This afternoon, the Royals announced a four-year extension with catcher Salvador Pérez. The contract also contains a club option for a fifth season, reports Alec Lewis of the Athletic, who has the full breakdown of terms (via Twitter). Pérez will make $18MM in 2022, $20MM apiece in 2023 and 2024, and $22MM in 2025. The 2026 club option is valued at $13.5MM and comes with a $2MM buyout. In total, the deal guarantees $82MM with the potential to max out at $93.5MM over five years if the option is exercised. Lynn Worthy of the Kansas City Star was first to report the deal’s $20.5MM average annual value (Twitter link). Pérez is a client of Beverley Hills Sports Council.
Previously set for free agency at the end of the year, Pérez will now remain in Kansas City for the next half-decade. The 30-year-old (31 in May) is a face of the franchise, having spent his entire professional career in the Royals’ organization. A workhorse behind the plate and an instrumental piece of Kansas City’s back-to-back pennant winners and 2015 World Series team, Pérez now looks to have a shot at spending his entire career with the franchise. (He’s also set to surpass ten years of service this season, locking in full no-trade protection as a player with ten years in MLB and the last five with one team- not that a trade ever looked likely).
Were he to play his entire career in Kansas City, Pérez would follow Alex Gordon as career-long Royals. Gordon’s four-year, $72MM deal from January 2016 previously stood as the largest investment in franchise history. Pérez’s extension now takes the title.
The backstop’s standing with the organization no doubt played a role in this extension, but Pérez isn’t being paid off mere nostalgia. He’s coming off the best offensive season of his career on a rate basis, having slashed .333/.353/.633 with eleven home runs over 156 plate appearances last year. Pérez won’t sustain a .345 batting average on balls in play or a .300 isolated power (slugging minus batting average), but he needn’t hit at that level to remain productive. Despite taking on a heavy workload behind the plate, Pérez hit .251/.285/.466 between 2017-18. He has some rather notable on-base deficiencies as a result of minuscule walk rates, but Pérez offers plenty of pop and has outhit most at the position.

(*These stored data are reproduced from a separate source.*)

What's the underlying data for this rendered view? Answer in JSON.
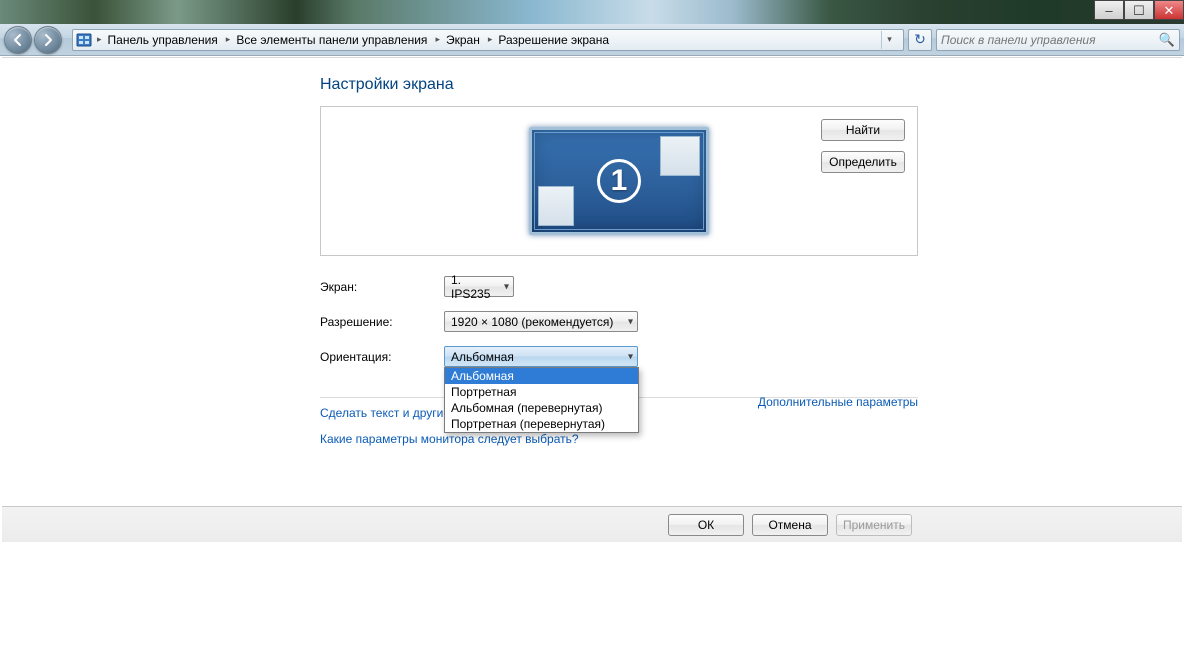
{
  "window_controls": {
    "minimize": "–",
    "maximize": "☐",
    "close": "✕"
  },
  "breadcrumb": {
    "items": [
      "Панель управления",
      "Все элементы панели управления",
      "Экран",
      "Разрешение экрана"
    ]
  },
  "search": {
    "placeholder": "Поиск в панели управления"
  },
  "page": {
    "title": "Настройки экрана",
    "monitor_number": "1",
    "detect_label": "Найти",
    "identify_label": "Определить"
  },
  "form": {
    "display_label": "Экран:",
    "display_value": "1. IPS235",
    "resolution_label": "Разрешение:",
    "resolution_value": "1920 × 1080 (рекомендуется)",
    "orientation_label": "Ориентация:",
    "orientation_value": "Альбомная",
    "orientation_options": [
      "Альбомная",
      "Портретная",
      "Альбомная (перевернутая)",
      "Портретная (перевернутая)"
    ]
  },
  "links": {
    "advanced": "Дополнительные параметры",
    "text_size": "Сделать текст и другие",
    "which_settings": "Какие параметры монитора следует выбрать?"
  },
  "footer": {
    "ok": "ОК",
    "cancel": "Отмена",
    "apply": "Применить"
  }
}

Tommy John surgery sidelined Pérez for the entire 2019 season, but he didn’t show any ill effects last year. An eye condition led to a three-week IL stint but was never expected to be a long-term concern. Indeed, Pérez’s quality production at the plate offers reason for Royals’ brass to believe he has put those issues behind him.
Defensively, Pérez has long rated as a below-average pitch framer (although he was around average in last year’s small sample). He has helped offset some of his receiving issues with a plus arm, though, and the Kansas City brass obviously believes strongly in his leadership and softer skills behind the plate, having now reached agreements on three separate extensions with the backstop over the course of his career.

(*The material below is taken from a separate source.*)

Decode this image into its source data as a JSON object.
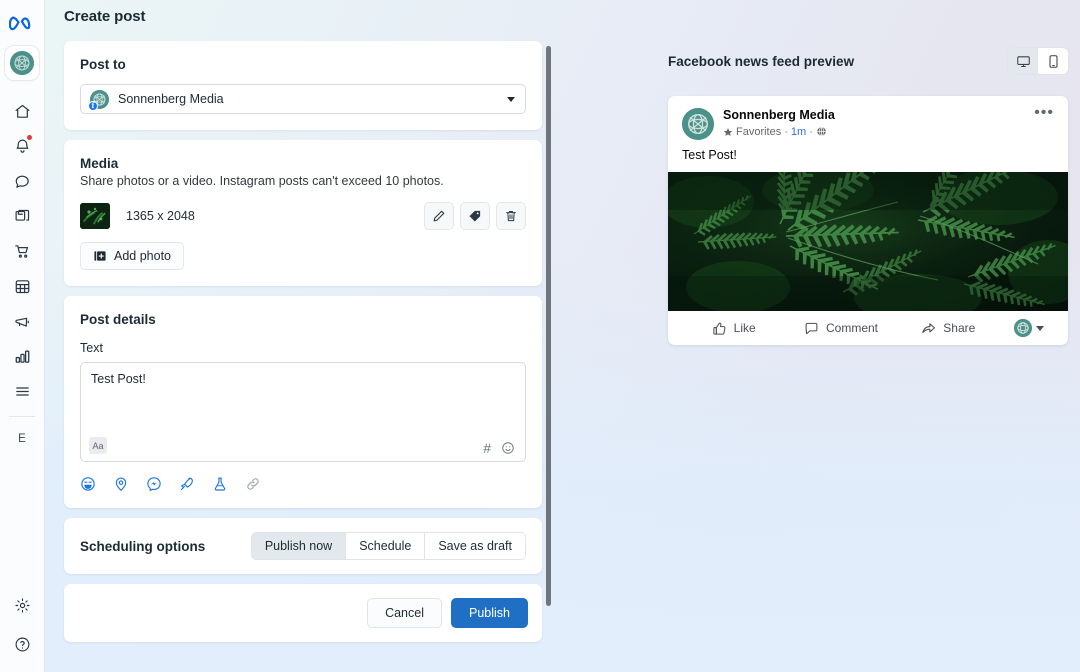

With this deal set to begin in 2022, the Royals’ payroll outlook for this season is unchanged. Pérez will make $14.2MM in 2021 under the terms of his previous extension. Kansas City’s long-term books are fairly clear. Before the Pérez extension, the Royals had just $29.75MM in guaranteed commitments next season (including buyouts of 2023 options). Two years from now, only the recently-extended Hunter Dozier joins him on the books.
Pérez had been the top catcher option scheduled to hit free agency next winter. Excluding players with club options that seem likely to be exercised, Travis d’Arnuad and Yadier Molina are now set to headline the class behind the dish.